Yesterday, as I sat in the purpose built studio of professional printmaker and artist, Chris Pig a thought popped into my head….”My college degree was a waste of time and money”.
Why did this thought come to me? I have recently started to make artwork again after many years of focusing on raising my children, well, that, and doing a bit of writing here and there. Not quite knowing where to begin or what my artwork might now look like, I decided to spend a few months taking art classes in techniques I didn’t get a chance to explore in college. While I sat listening to Chris give instructions for the piece of “Block Wood” etching I was about to create, I marvelled at the workshop space I found myself in; magnificent printing presses, odd shaped tools hanging from the walls, mountains of different textured papers piled high, pots of inks, pencils and pens. On the walls surrounding me were framed prints of etchings from artists and students, past and present.

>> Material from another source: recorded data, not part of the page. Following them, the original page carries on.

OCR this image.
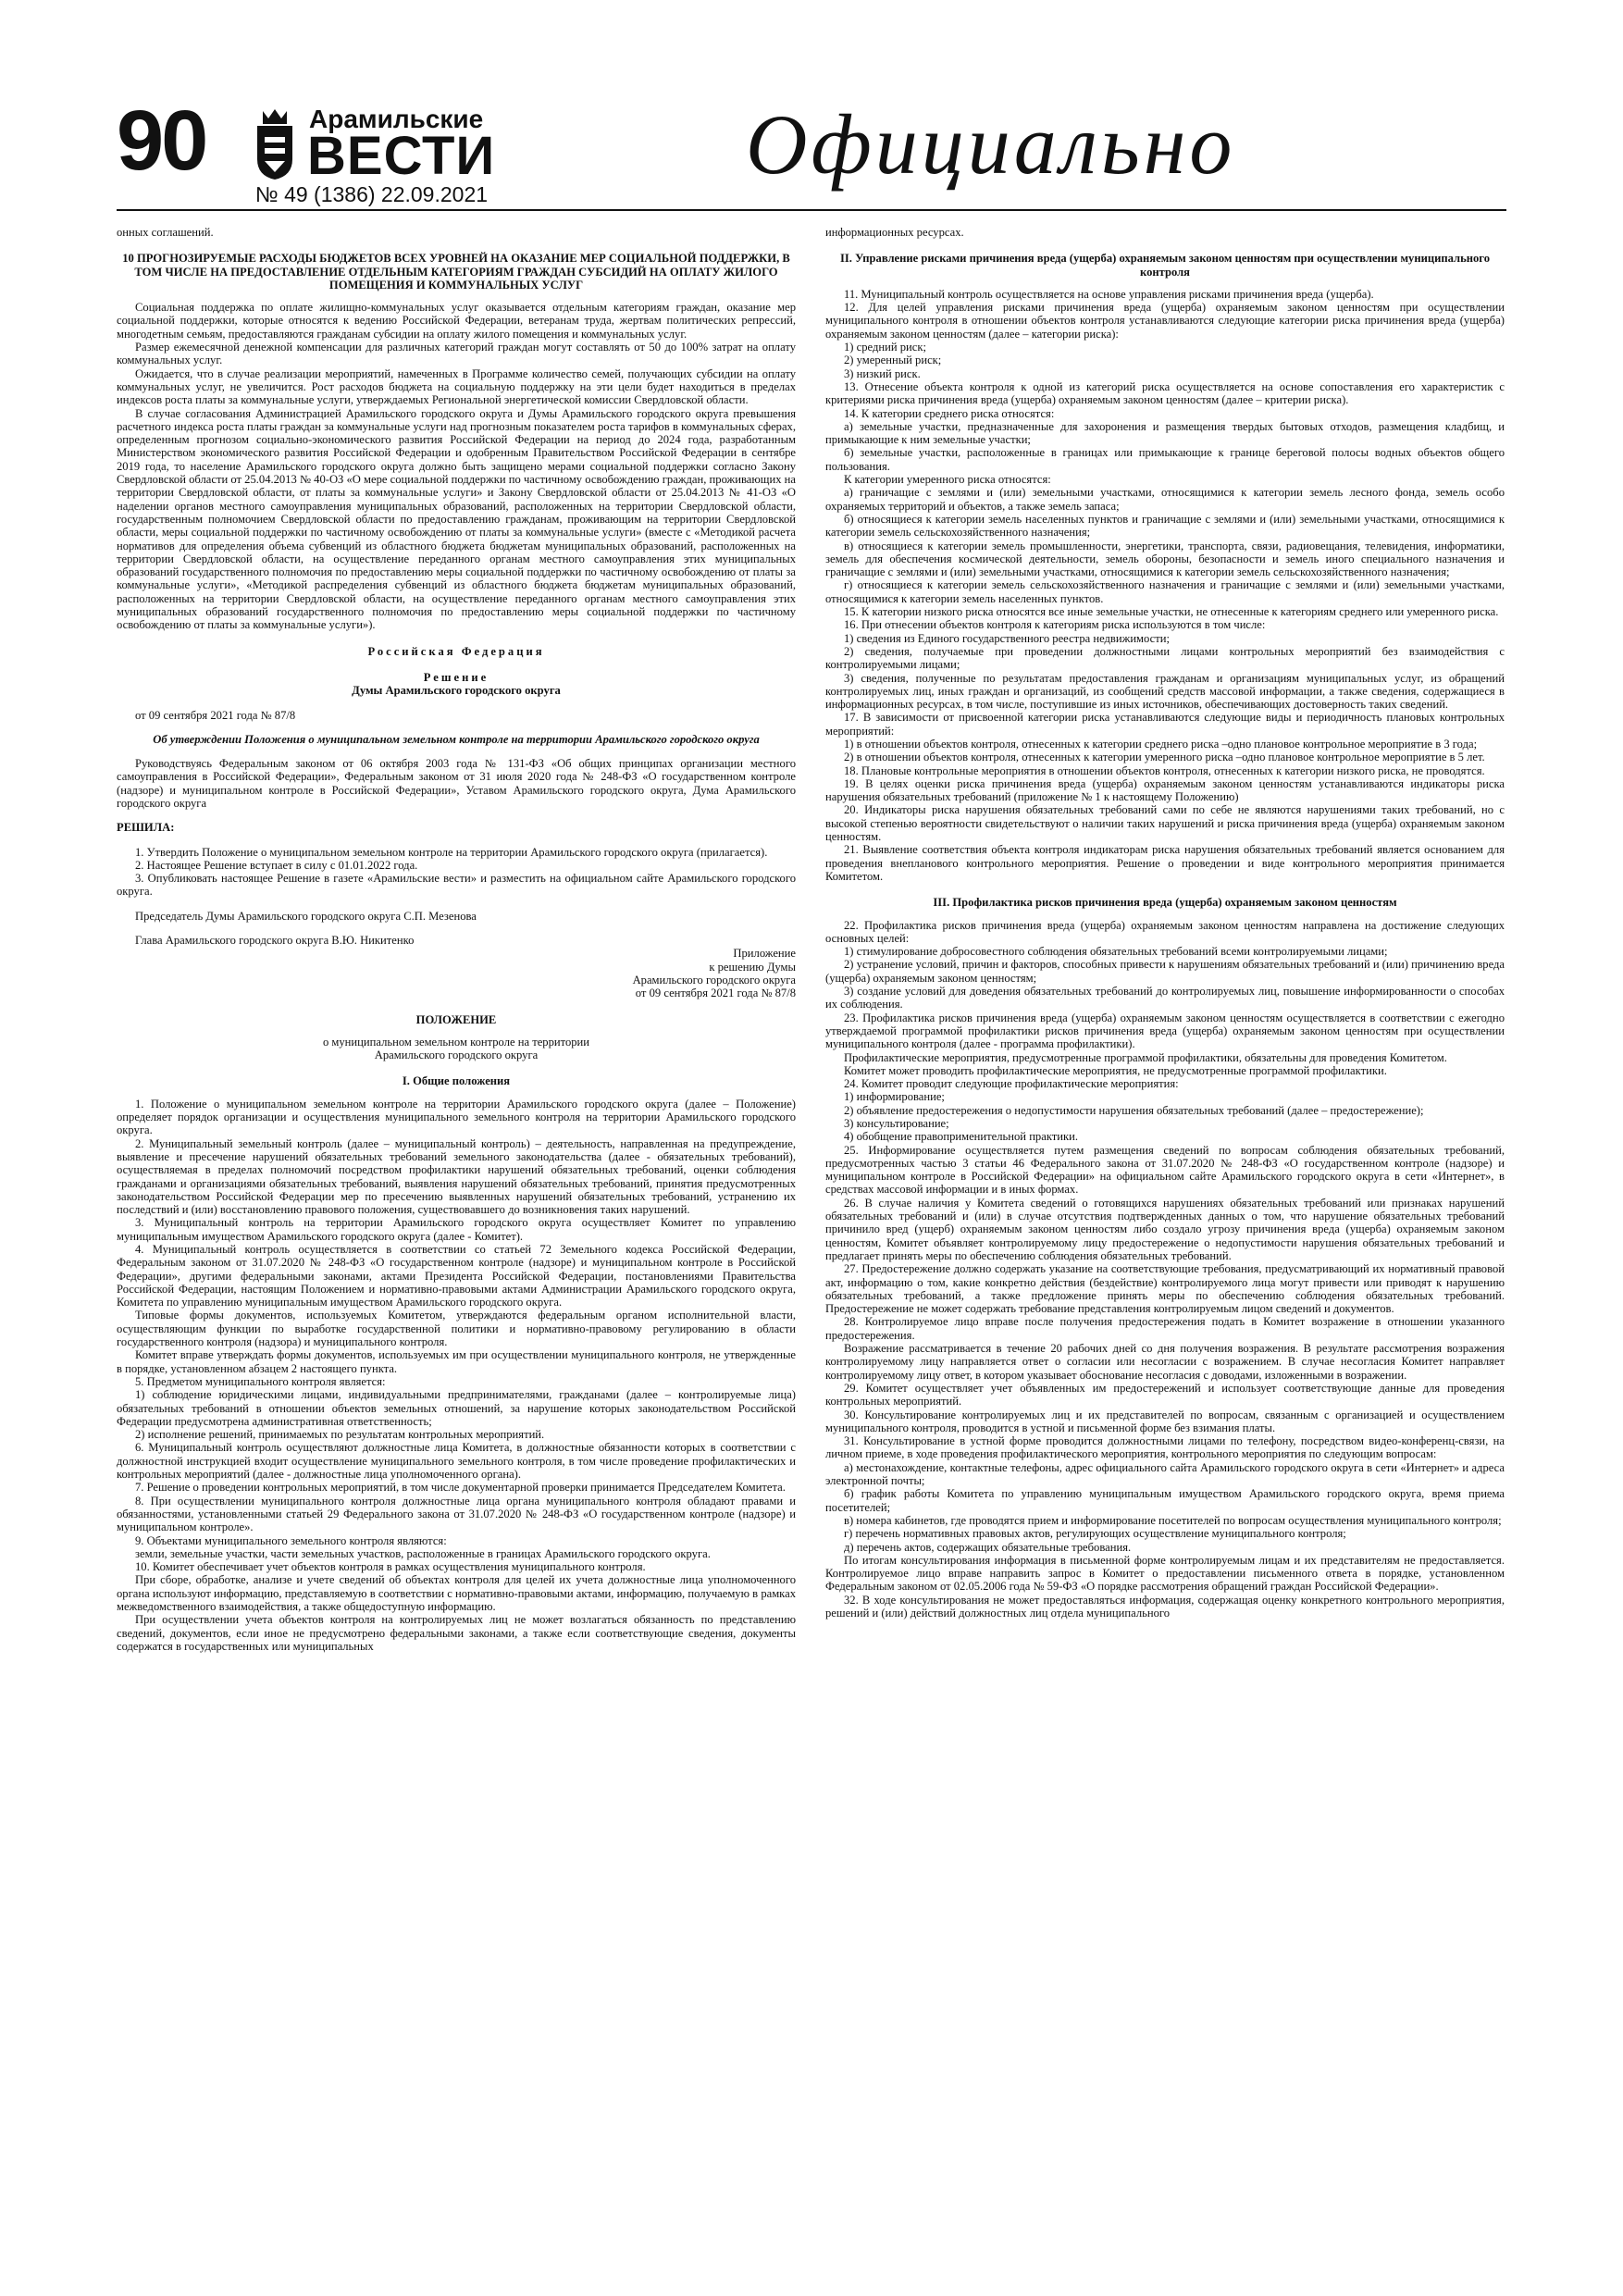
90	Арамильские
ВЕСТИ
№ 49 (1386) 22.09.2021
Официально

онных соглашений.

10 ПРОГНОЗИРУЕМЫЕ РАСХОДЫ БЮДЖЕТОВ ВСЕХ УРОВНЕЙ НА ОКАЗАНИЕ МЕР СОЦИАЛЬНОЙ ПОДДЕРЖКИ, В ТОМ ЧИСЛЕ НА ПРЕДОСТАВЛЕНИЕ ОТДЕЛЬНЫМ КАТЕГОРИЯМ ГРАЖДАН СУБСИДИЙ НА ОПЛАТУ ЖИЛОГО ПОМЕЩЕНИЯ И КОММУНАЛЬНЫХ УСЛУГ

Социальная поддержка по оплате жилищно-коммунальных услуг оказывается отдельным категориям граждан, оказание мер социальной поддержки, которые относятся к ведению Российской Федерации, ветеранам труда, жертвам политических репрессий, многодетным семьям, предоставляются гражданам субсидии на оплату жилого помещения и коммунальных услуг.

Размер ежемесячной денежной компенсации для различных категорий граждан могут составлять от 50 до 100% затрат на оплату коммунальных услуг.

Ожидается, что в случае реализации мероприятий, намеченных в Программе количество семей, получающих субсидии на оплату коммунальных услуг, не увеличится. Рост расходов бюджета на социальную поддержку на эти цели будет находиться в пределах индексов роста платы за коммунальные услуги, утверждаемых Региональной энергетической комиссии Свердловской области.

В случае согласования Администрацией Арамильского городского округа и Думы Арамильского городского округа превышения расчетного индекса роста платы граждан за коммунальные услуги над прогнозным показателем роста тарифов в коммунальных сферах, определенным прогнозом социально-экономического развития Российской Федерации на период до 2024 года, разработанным Министерством экономического развития Российской Федерации и одобренным Правительством Российской Федерации в сентябре 2019 года, то население Арамильского городского округа должно быть защищено мерами социальной поддержки согласно Закону Свердловской области от 25.04.2013 № 40-ОЗ «О мере социальной поддержки по частичному освобождению граждан, проживающих на территории Свердловской области, от платы за коммунальные услуги» и Закону Свердловской области от 25.04.2013 № 41-ОЗ «О наделении органов местного самоуправления муниципальных образований, расположенных на территории Свердловской области, государственным полномочием Свердловской области по предоставлению гражданам, проживающим на территории Свердловской области, меры социальной поддержки по частичному освобождению от платы за коммунальные услуги» (вместе с «Методикой расчета нормативов для определения объема субвенций из областного бюджета бюджетам муниципальных образований, расположенных на территории Свердловской области, на осуществление переданного органам местного самоуправления этих муниципальных образований государственного полномочия по предоставлению меры социальной поддержки по частичному освобождению от платы за коммунальные услуги», «Методикой распределения субвенций из областного бюджета бюджетам муниципальных образований, расположенных на территории Свердловской области, на осуществление переданного органам местного самоуправления этих муниципальных образований государственного полномочия по предоставлению меры социальной поддержки по частичному освобождению от платы за коммунальные услуги»).

Российская Федерация

Решение

Думы Арамильского городского округа

от 09 сентября 2021 года № 87/8

Об утверждении Положения о муниципальном земельном контроле на территории Арамильского городского округа

Руководствуясь Федеральным законом от 06 октября 2003 года № 131-ФЗ «Об общих принципах организации местного самоуправления в Российской Федерации», Федеральным законом от 31 июля 2020 года № 248-ФЗ «О государственном контроле (надзоре) и муниципальном контроле в Российской Федерации», Уставом Арамильского городского округа, Дума Арамильского городского округа

РЕШИЛА:

1. Утвердить Положение о муниципальном земельном контроле на территории Арамильского городского округа (прилагается).

2. Настоящее Решение вступает в силу с 01.01.2022 года.

3. Опубликовать настоящее Решение в газете «Арамильские вести» и разместить на официальном сайте Арамильского городского округа.

Председатель Думы Арамильского городского округа С.П. Мезенова

Глава Арамильского городского округа В.Ю. Никитенко

Приложение

к решению Думы

Арамильского городского округа

от 09 сентября 2021 года № 87/8

ПОЛОЖЕНИЕ

о муниципальном земельном контроле на территории

Арамильского городского округа

I. Общие положения

1. Положение о муниципальном земельном контроле на территории Арамильского городского округа (далее – Положение) определяет порядок организации и осуществления муниципального земельного контроля на территории Арамильского городского округа.

2. Муниципальный земельный контроль (далее – муниципальный контроль) – деятельность, направленная на предупреждение, выявление и пресечение нарушений обязательных требований земельного законодательства (далее - обязательных требований), осуществляемая в пределах полномочий посредством профилактики нарушений обязательных требований, оценки соблюдения гражданами и организациями обязательных требований, выявления нарушений обязательных требований, принятия предусмотренных законодательством Российской Федерации мер по пресечению выявленных нарушений обязательных требований, устранению их последствий и (или) восстановлению правового положения, существовавшего до возникновения таких нарушений.

3. Муниципальный контроль на территории Арамильского городского округа осуществляет Комитет по управлению муниципальным имуществом Арамильского городского округа (далее - Комитет).

4. Муниципальный контроль осуществляется в соответствии со статьей 72 Земельного кодекса Российской Федерации, Федеральным законом от 31.07.2020 № 248-ФЗ «О государственном контроле (надзоре) и муниципальном контроле в Российской Федерации», другими федеральными законами, актами Президента Российской Федерации, постановлениями Правительства Российской Федерации, настоящим Положением и нормативно-правовыми актами Администрации Арамильского городского округа, Комитета по управлению муниципальным имуществом Арамильского городского округа.

Типовые формы документов, используемых Комитетом, утверждаются федеральным органом исполнительной власти, осуществляющим функции по выработке государственной политики и нормативно-правовому регулированию в области государственного контроля (надзора) и муниципального контроля.

Комитет вправе утверждать формы документов, используемых им при осуществлении муниципального контроля, не утвержденные в порядке, установленном абзацем 2 настоящего пункта.

5. Предметом муниципального контроля является:

1) соблюдение юридическими лицами, индивидуальными предпринимателями, гражданами (далее – контролируемые лица) обязательных требований в отношении объектов земельных отношений, за нарушение которых законодательством Российской Федерации предусмотрена административная ответственность;

2) исполнение решений, принимаемых по результатам контрольных мероприятий.

6. Муниципальный контроль осуществляют должностные лица Комитета, в должностные обязанности которых в соответствии с должностной инструкцией входит осуществление муниципального земельного контроля, в том числе проведение профилактических и контрольных мероприятий (далее - должностные лица уполномоченного органа).

7. Решение о проведении контрольных мероприятий, в том числе документарной проверки принимается Председателем Комитета.

8. При осуществлении муниципального контроля должностные лица органа муниципального контроля обладают правами и обязанностями, установленными статьей 29 Федерального закона от 31.07.2020 № 248-ФЗ «О государственном контроле (надзоре) и муниципальном контроле».

9. Объектами муниципального земельного контроля являются:

земли, земельные участки, части земельных участков, расположенные в границах Арамильского городского округа.

10. Комитет обеспечивает учет объектов контроля в рамках осуществления муниципального контроля.

При сборе, обработке, анализе и учете сведений об объектах контроля для целей их учета должностные лица уполномоченного органа используют информацию, представляемую в соответствии с нормативно-правовыми актами, информацию, получаемую в рамках межведомственного взаимодействия, а также общедоступную информацию.

При осуществлении учета объектов контроля на контролируемых лиц не может возлагаться обязанность по представлению сведений, документов, если иное не предусмотрено федеральными законами, а также если соответствующие сведения, документы содержатся в государственных или муниципальных

информационных ресурсах.

II. Управление рисками причинения вреда (ущерба) охраняемым законом ценностям при осуществлении муниципального контроля

11. Муниципальный контроль осуществляется на основе управления рисками причинения вреда (ущерба).

12. Для целей управления рисками причинения вреда (ущерба) охраняемым законом ценностям при осуществлении муниципального контроля в отношении объектов контроля устанавливаются следующие категории риска причинения вреда (ущерба) охраняемым законом ценностям (далее – категории риска):

1) средний риск;

2) умеренный риск;

3) низкий риск.

13. Отнесение объекта контроля к одной из категорий риска осуществляется на основе сопоставления его характеристик с критериями риска причинения вреда (ущерба) охраняемым законом ценностям (далее – критерии риска).

14. К категории среднего риска относятся:

а) земельные участки, предназначенные для захоронения и размещения твердых бытовых отходов, размещения кладбищ, и примыкающие к ним земельные участки;

б) земельные участки, расположенные в границах или примыкающие к границе береговой полосы водных объектов общего пользования.

К категории умеренного риска относятся:

а) граничащие с землями и (или) земельными участками, относящимися к категории земель лесного фонда, земель особо охраняемых территорий и объектов, а также земель запаса;

б) относящиеся к категории земель населенных пунктов и граничащие с землями и (или) земельными участками, относящимися к категории земель сельскохозяйственного назначения;

в) относящиеся к категории земель промышленности, энергетики, транспорта, связи, радиовещания, телевидения, информатики, земель для обеспечения космической деятельности, земель обороны, безопасности и земель иного специального назначения и граничащие с землями и (или) земельными участками, относящимися к категории земель сельскохозяйственного назначения;

г) относящиеся к категории земель сельскохозяйственного назначения и граничащие с землями и (или) земельными участками, относящимися к категории земель населенных пунктов.

15. К категории низкого риска относятся все иные земельные участки, не отнесенные к категориям среднего или умеренного риска.

16. При отнесении объектов контроля к категориям риска используются в том числе:

1) сведения из Единого государственного реестра недвижимости;

2) сведения, получаемые при проведении должностными лицами контрольных мероприятий без взаимодействия с контролируемыми лицами;

3) сведения, полученные по результатам предоставления гражданам и организациям муниципальных услуг, из обращений контролируемых лиц, иных граждан и организаций, из сообщений средств массовой информации, а также сведения, содержащиеся в информационных ресурсах, в том числе, поступившие из иных источников, обеспечивающих достоверность таких сведений.

17. В зависимости от присвоенной категории риска устанавливаются следующие виды и периодичность плановых контрольных мероприятий:

1) в отношении объектов контроля, отнесенных к категории среднего риска –одно плановое контрольное мероприятие в 3 года;

2) в отношении объектов контроля, отнесенных к категории умеренного риска –одно плановое контрольное мероприятие в 5 лет.

18. Плановые контрольные мероприятия в отношении объектов контроля, отнесенных к категории низкого риска, не проводятся.

19. В целях оценки риска причинения вреда (ущерба) охраняемым законом ценностям устанавливаются индикаторы риска нарушения обязательных требований (приложение № 1 к настоящему Положению)

20. Индикаторы риска нарушения обязательных требований сами по себе не являются нарушениями таких требований, но с высокой степенью вероятности свидетельствуют о наличии таких нарушений и риска причинения вреда (ущерба) охраняемым законом ценностям.

21. Выявление соответствия объекта контроля индикаторам риска нарушения обязательных требований является основанием для проведения внепланового контрольного мероприятия. Решение о проведении и виде контрольного мероприятия принимается Комитетом.

III. Профилактика рисков причинения вреда (ущерба) охраняемым законом ценностям

22. Профилактика рисков причинения вреда (ущерба) охраняемым законом ценностям направлена на достижение следующих основных целей:

1) стимулирование добросовестного соблюдения обязательных требований всеми контролируемыми лицами;

2) устранение условий, причин и факторов, способных привести к нарушениям обязательных требований и (или) причинению вреда (ущерба) охраняемым законом ценностям;

3) создание условий для доведения обязательных требований до контролируемых лиц, повышение информированности о способах их соблюдения.

23. Профилактика рисков причинения вреда (ущерба) охраняемым законом ценностям осуществляется в соответствии с ежегодно утверждаемой программой профилактики рисков причинения вреда (ущерба) охраняемым законом ценностям при осуществлении муниципального контроля (далее - программа профилактики).

Профилактические мероприятия, предусмотренные программой профилактики, обязательны для проведения Комитетом.

Комитет может проводить профилактические мероприятия, не предусмотренные программой профилактики.

24. Комитет проводит следующие профилактические мероприятия:

1) информирование;

2) объявление предостережения о недопустимости нарушения обязательных требований (далее – предостережение);

3) консультирование;

4) обобщение правоприменительной практики.

25. Информирование осуществляется путем размещения сведений по вопросам соблюдения обязательных требований, предусмотренных частью 3 статьи 46 Федерального закона от 31.07.2020 № 248-ФЗ «О государственном контроле (надзоре) и муниципальном контроле в Российской Федерации» на официальном сайте Арамильского городского округа в сети «Интернет», в средствах массовой информации и в иных формах.

26. В случае наличия у Комитета сведений о готовящихся нарушениях обязательных требований или признаках нарушений обязательных требований и (или) в случае отсутствия подтвержденных данных о том, что нарушение обязательных требований причинило вред (ущерб) охраняемым законом ценностям либо создало угрозу причинения вреда (ущерба) охраняемым законом ценностям, Комитет объявляет контролируемому лицу предостережение о недопустимости нарушения обязательных требований и предлагает принять меры по обеспечению соблюдения обязательных требований.

27. Предостережение должно содержать указание на соответствующие требования, предусматривающий их нормативный правовой акт, информацию о том, какие конкретно действия (бездействие) контролируемого лица могут привести или приводят к нарушению обязательных требований, а также предложение принять меры по обеспечению соблюдения обязательных требований. Предостережение не может содержать требование представления контролируемым лицом сведений и документов.

28. Контролируемое лицо вправе после получения предостережения подать в Комитет возражение в отношении указанного предостережения.

Возражение рассматривается в течение 20 рабочих дней со дня получения возражения. В результате рассмотрения возражения контролируемому лицу направляется ответ о согласии или несогласии с возражением. В случае несогласия Комитет направляет контролируемому лицу ответ, в котором указывает обоснование несогласия с доводами, изложенными в возражении.

29. Комитет осуществляет учет объявленных им предостережений и использует соответствующие данные для проведения контрольных мероприятий.

30. Консультирование контролируемых лиц и их представителей по вопросам, связанным с организацией и осуществлением муниципального контроля, проводится в устной и письменной форме без взимания платы.

31. Консультирование в устной форме проводится должностными лицами по телефону, посредством видео-конференц-связи, на личном приеме, в ходе проведения профилактического мероприятия, контрольного мероприятия по следующим вопросам:

а) местонахождение, контактные телефоны, адрес официального сайта Арамильского городского округа в сети «Интернет» и адреса электронной почты;

б) график работы Комитета по управлению муниципальным имуществом Арамильского городского округа, время приема посетителей;

в) номера кабинетов, где проводятся прием и информирование посетителей по вопросам осуществления муниципального контроля;

г) перечень нормативных правовых актов, регулирующих осуществление муниципального контроля;

д) перечень актов, содержащих обязательные требования.

По итогам консультирования информация в письменной форме контролируемым лицам и их представителям не предоставляется. Контролируемое лицо вправе направить запрос в Комитет о предоставлении письменного ответа в порядке, установленном Федеральным законом от 02.05.2006 года № 59-ФЗ «О порядке рассмотрения обращений граждан Российской Федерации».

32. В ходе консультирования не может предоставляться информация, содержащая оценку конкретного контрольного мероприятия, решений и (или) действий должностных лиц отдела муниципального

This was the second time I had greatly underestimated the kind of tutor and workshop facilities I would have access to during a community organised course. Chris is the second professional artists I have worked with over the last few months. This got me thinking about how I had wasted a lot of time and money on an art college degree, when I could have been working alongside professional artists in their studios, using the tools of the trade and accessing their knowledge of working in the creative industries. Instead, I spent my time working with outdated equipment, due to lack of department funding, fighting for contact time with tutors who were either too busy doing paperwork or out doing second jobs to make up for their poorly paid college tutor salaries.
The worst of it is…at the age of 44yrs I am still left with a debt of over £10,000 from the experience and for what? A piece of A4 parchment paper with some pretty writing on, stuffed in a draw somewhere twenty years ago never to see the light of day again. Another thought keeps popping into my head, “Imagine all the professional artists I could have worked with for £10,000…..damh, I could have brought my own studio and asked the artists to come to me!”. I am left feeling cross. Cross, that I didn’t understand this when I was younger. Cross, that society promotes college debt as something young people just have to bare for the sake of an education, a debt they might carry for the rest of their lives.
My advice to any young person who’s chosen profession doesn’t truly need a college degree (like doctors or lawyers) is, don’t go to college! Find yourself a professional in your chosen field and apprentice yourself to them, learn from someone who is doing it for real. Like a friend of mine who lives in the US. His son wants to be an animator so my friend saved some money (not £10,000) and enrolled his son in some classes with animators in their studios in Burbank, L.A. These animators work with Disney Studios and are enthusiastic to share the knowledge of their craft. And, if someone tells you this is all well and good for creative types who want to work in the creative industries get them to read this…..
“One of the UK’s biggest graduate recruiters is to remove degree classification from the entry criteria for its hiring programmes, having found “no evidence” that success at university was correlated with achievement in professional qualifications.
Accountancy firm Ernst and Young, known as EY, will no longer require students to have a 2:1 degree and the equivalent of three B grades at A level to be considered for its graduate programmes.”